As we report a high incidence of Multidrug resistance Enterobacteriaceae, we have a valuable suggestion. Awareness is needed while handling the resistance cases of blaESBLs, blaMBLs, and colistin. Alertness is needed in hospital settings and food producing animal farms because mcr-1, combined with other resistive genes, is a risk to human health. The animals transmit these resistive determinants more frequently and thus might enter to human diet chain very quickly.

Conclusion

Our study indicates the high incidence of multidrug resistance Enterobacteriaceae, mcr-1 carrying with ESBL blaCTX-M-15 and blaMBLs blaNDM-1, and blaKPC-2 clinical samples in Anhui China. Holding such a resistance profile is an excellent threat for humans and animals, which may be transferred between the same strains and other strains through plasmid transfusion. Need high vigilance for handling such resistive profiles to control the prevalence of such resistant genes and the future world’s life.

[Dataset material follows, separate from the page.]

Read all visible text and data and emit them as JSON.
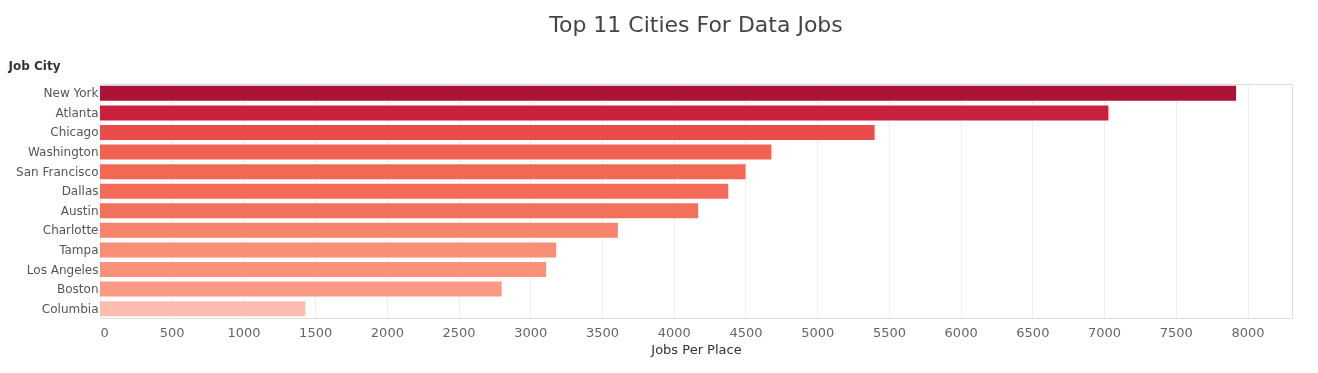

The spread of blaKPC-2 in different sequence types of E. coli and the occurrence of blaNDM-1 in E. cloacae is alarming and painful, well organized, and persistent control actions required that are immediately necessary.

Abbreviations

MLST, Multilocus sequence typing; PFGE, Pulse field gel electrophoresis; PBRT, PCR based replicon typing; MCR, mobilized colistin resistance gene.

Statement of Ethics

This study has been approved (approval number 2020KY-191) by the ethical committee of the First Affiliated Hospital of the university of science and technology of China (USTC).

Acknowledgment

The authors are grateful to the Institute of Life Sciences of Anhui University for publishing this work.

Funding

This work was supported by grants from the National Natural Science Foundation of China (31970103, 32071215). The funder has no role in the experimental process and paper publication.

Disclosure

Dr Muhammad Shafiq is now affiliated with Cell Biology and Genetics Department, Shantou University Medical College, Shantou 515041, China. The authors declare that they have no conflicts of interest for this work.